Labor Heroes and the Class Struggle
By Brendan Phillips
As May Day approaches, I reflect on great on labor heroes. People like Mary Harris Jones, Big Bill Haywood, and Joe Hill. Those who helped bring us the eight hour workday, sick time, maternal leave, and other worker protections. They showed us the power of unionization, solidarity, and direct action. We saw what lengths the ruling class will go to protect their power at Haymarket Square, when they went so far as to murder labor activists.
I was fortunate to be taught about this history by my grandfather; folksinger and labor activist Utah Phillips. This is not history I would have been taught in school. Growing up listening to his stories and music, I came of age wanting to know more. He inspired an early interest in labor history, and the struggles of the working class.
Here we on yet another May Day, now over a hundred years since the execution of Joe Hill in Salt Lake City. Still the class war wages on, and the worker continues to be exploited by the ruling class. Heroes like Joe Hill shared a message of worker ownership, a democratic workplace, and an abolition of the wage system.... and that dream has proven illusive. The GPUS continues to share this message today through our platform and politics, with the hopes of making that dream a reality.

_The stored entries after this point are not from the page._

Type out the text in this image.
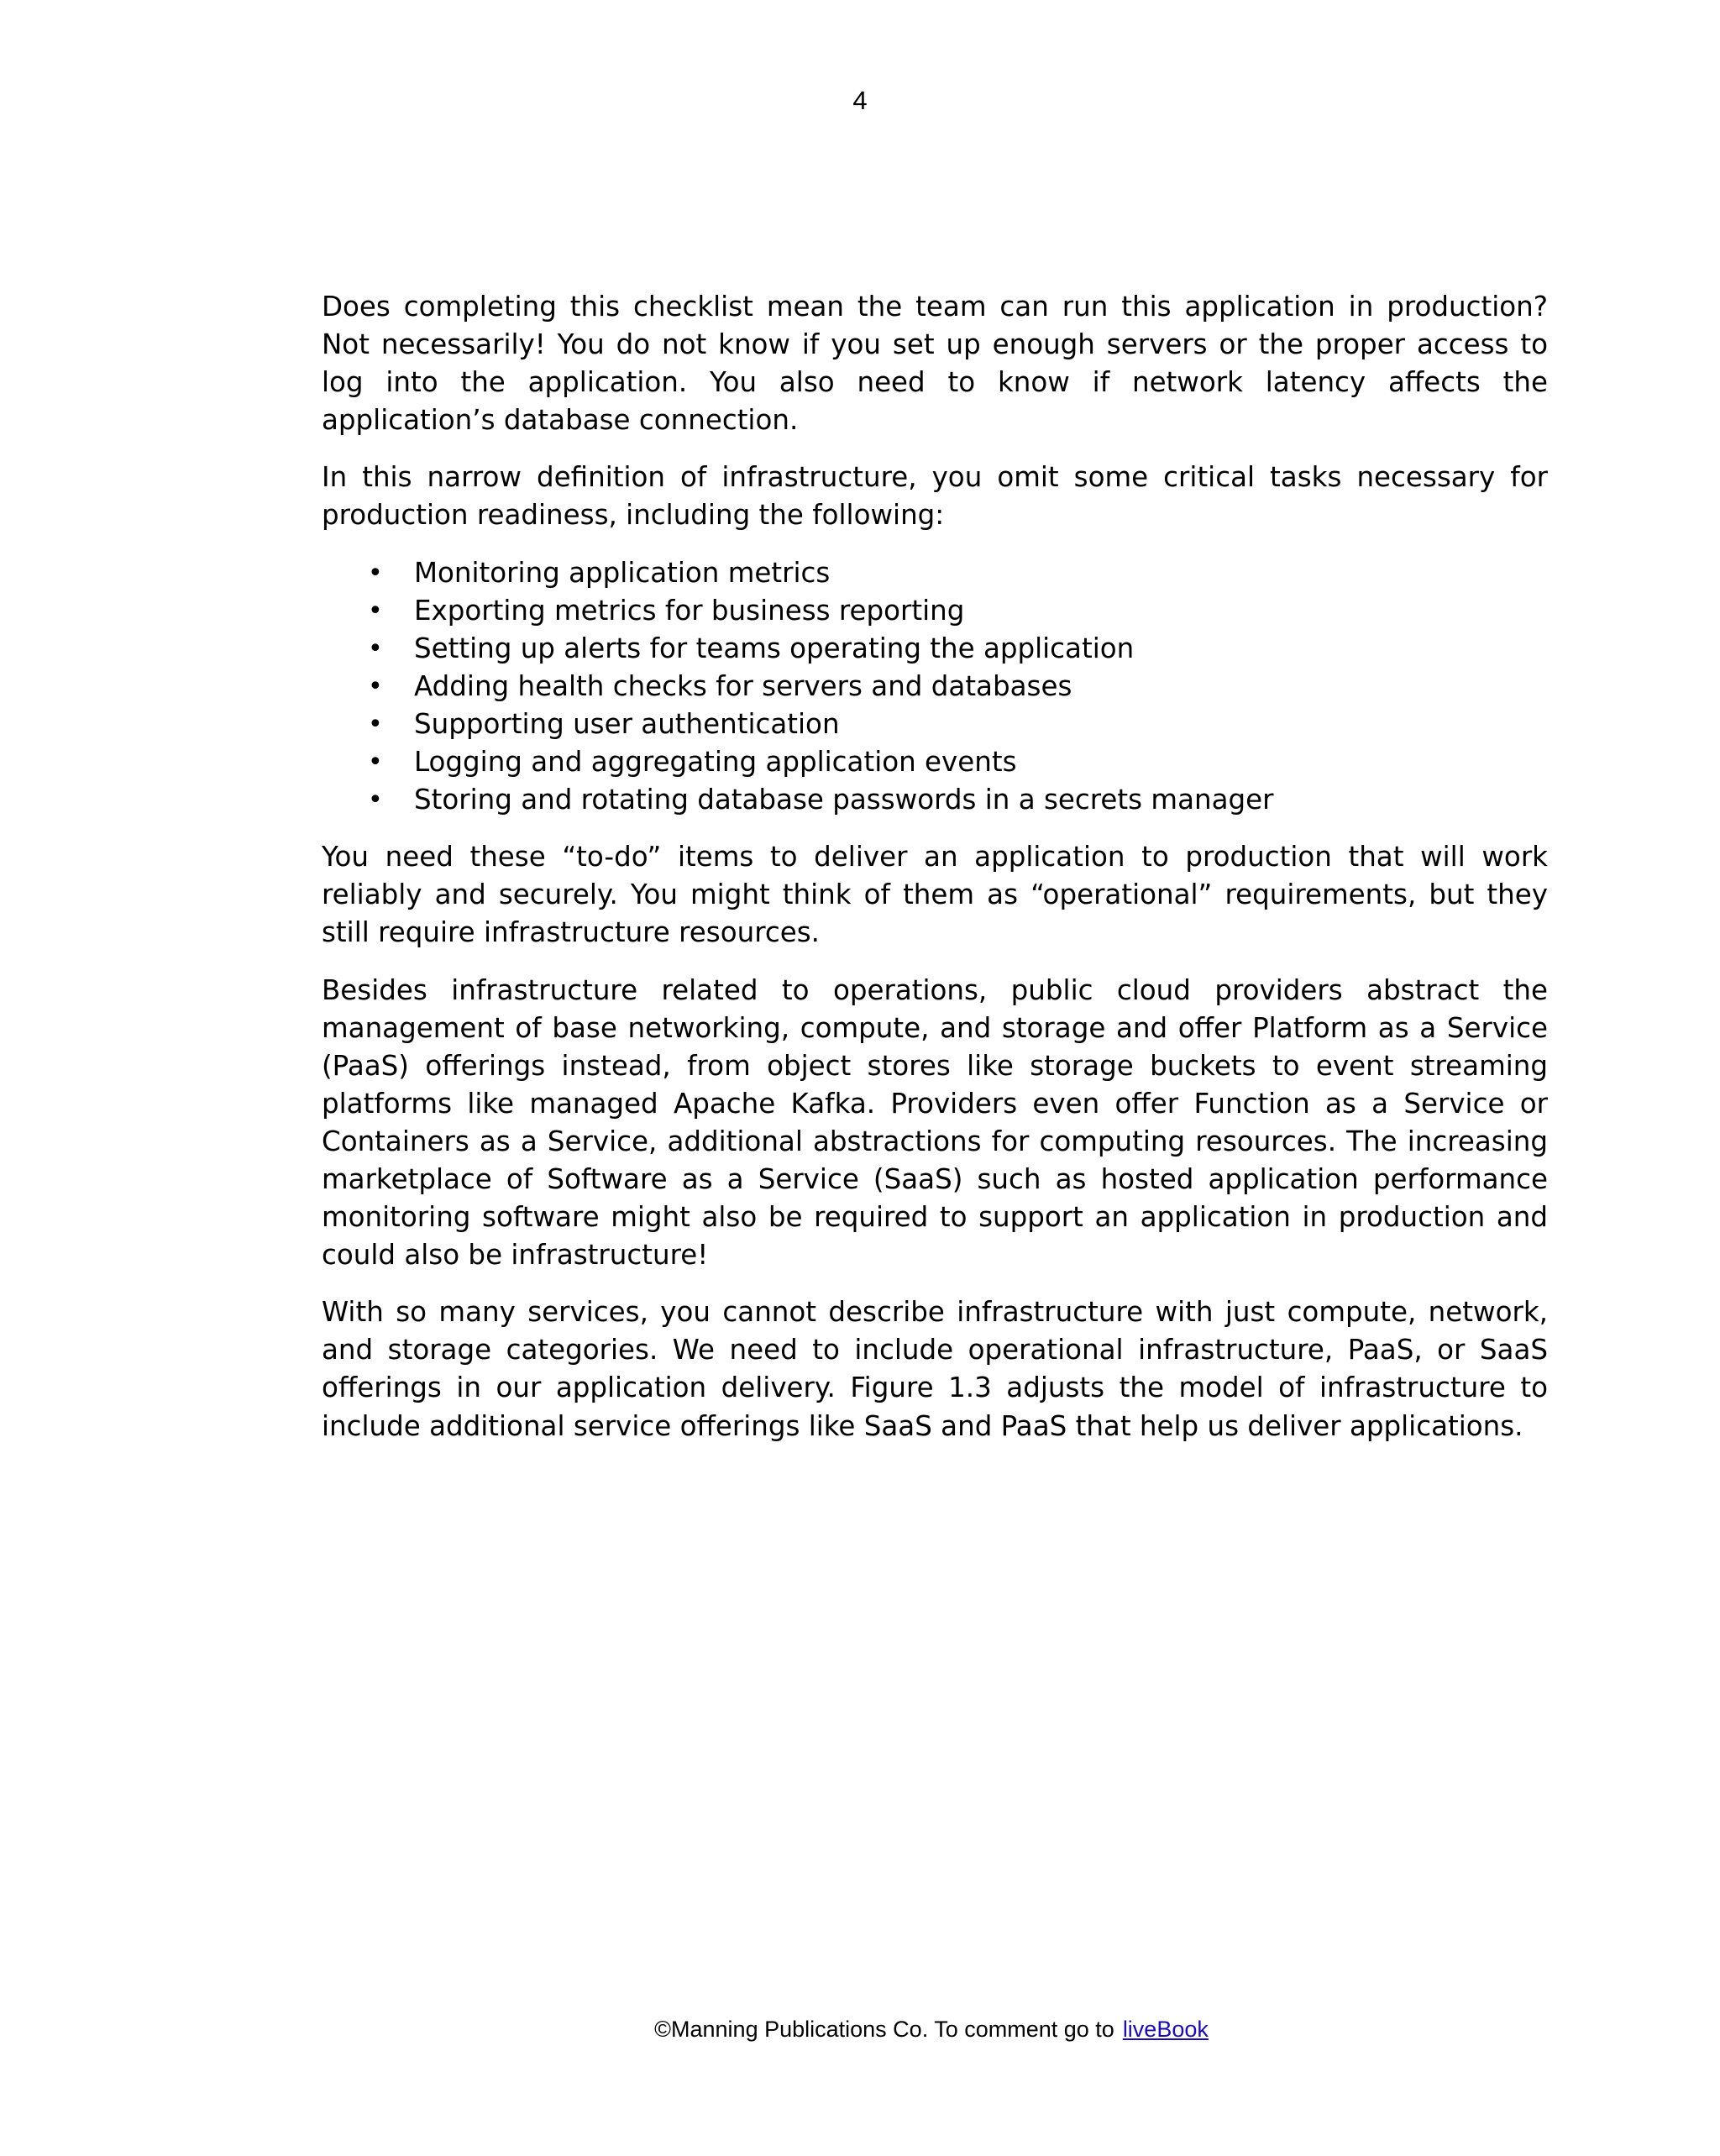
4

Does completing this checklist mean the team can run this application in production? Not necessarily! You do not know if you set up enough servers or the proper access to log into the application. You also need to know if network latency affects the application’s database connection.

In this narrow definition of infrastructure, you omit some critical tasks necessary for production readiness, including the following:

• Monitoring application metrics
• Exporting metrics for business reporting
• Setting up alerts for teams operating the application
• Adding health checks for servers and databases
• Supporting user authentication
• Logging and aggregating application events
• Storing and rotating database passwords in a secrets manager

You need these “to-do” items to deliver an application to production that will work reliably and securely. You might think of them as “operational” requirements, but they still require infrastructure resources.

Besides infrastructure related to operations, public cloud providers abstract the management of base networking, compute, and storage and offer Platform as a Service (PaaS) offerings instead, from object stores like storage buckets to event streaming platforms like managed Apache Kafka. Providers even offer Function as a Service or Containers as a Service, additional abstractions for computing resources. The increasing marketplace of Software as a Service (SaaS) such as hosted application performance monitoring software might also be required to support an application in production and could also be infrastructure!

With so many services, you cannot describe infrastructure with just compute, network, and storage categories. We need to include operational infrastructure, PaaS, or SaaS offerings in our application delivery. Figure 1.3 adjusts the model of infrastructure to include additional service offerings like SaaS and PaaS that help us deliver applications.

©Manning Publications Co. To comment go to liveBook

Now as much as ever, we must show solidarity with our fellow workers, and rise up against the shackles of capitalism. We must return the capital to the worker, and redistribute the wealth. We must continue the fight of previous labor heroes, so that one day all workers can be liberated from their oppressors.
"Don't mourn, organize." - Joe Hill
Brendan Phillips is a stay-at-home dad of two boys, musician & DJ, activist & grandson of musician/dissenter, U.Utah Phillips. The 34-year-old was also Green Party write-in candidate for Utah’s Congressional District 3 special election in 2017.